Found in 1 comment on Hacker News
dawhizkid · 2018-01-30 · Original thread
I was maybe a little too excited to read "When to Jump" (https://www.amazon.com/When-Jump-Have-Isnt-Life/dp/125012421...) about taking a big risk in making a major career/life change against perhaps the wishes and/or expectations of your family, friends, colleagues, society, etc from an author I hadn't heard of before (but somehow got Sheryl Sandberg to write the forward for and Reid Hoffman to endorse) who left a cushy VC/finance job to travel around the world to play squash for 2 years.

After doing a little more research, I found that the author grew up in a wealthy east coast family, is a close blood relative to Sheryl Sandberg, went to an Ivy League school (likely aided by privileged upbringing and family connections), landed at a prestigious finance/VC firm straight from college (probably made possible again by an Ivy league pedigree/family connection), and could easily make the "jump" to doing something that paid nil for 2 years due to this enormous safety net of family wealth that most people simply don't have.

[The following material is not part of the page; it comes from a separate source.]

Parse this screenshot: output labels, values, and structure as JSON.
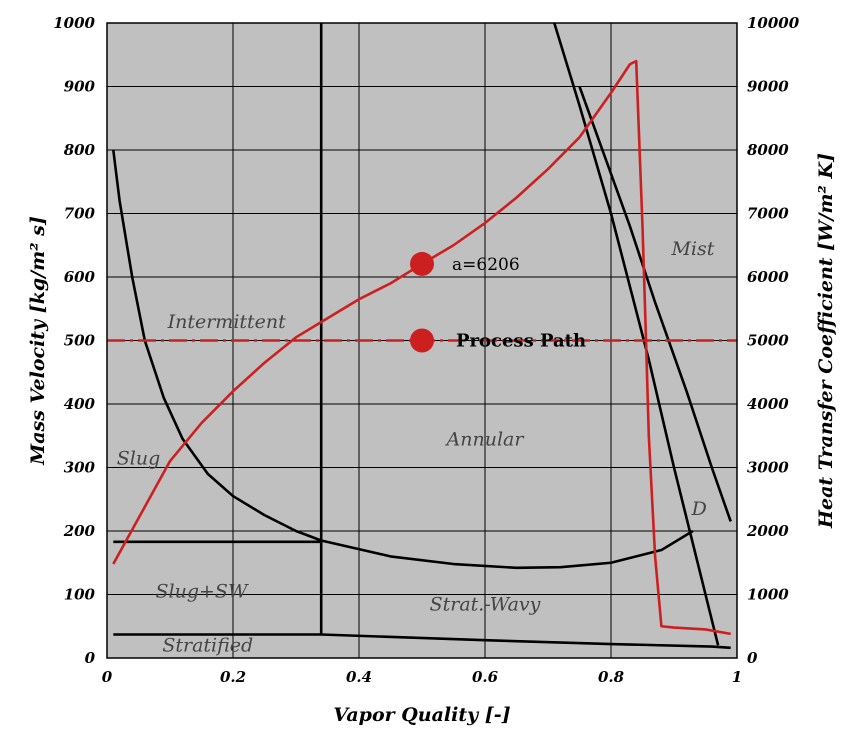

If there's one thing about the Travis Kalanick saga I wish the media would've told is that he is a rare successful founder who legitimately grew up in a middle class family and struggled for many years post-college trying to get to ramen-profitability on a series of failing startups before hitting it big. This is strictly in contract to the Zucks and Spiegels of the world who grew up very wealthy and went to the best schools and could take on the big risks associated with entrepreneurship because if everything failed they still had that big safety net to fall back on.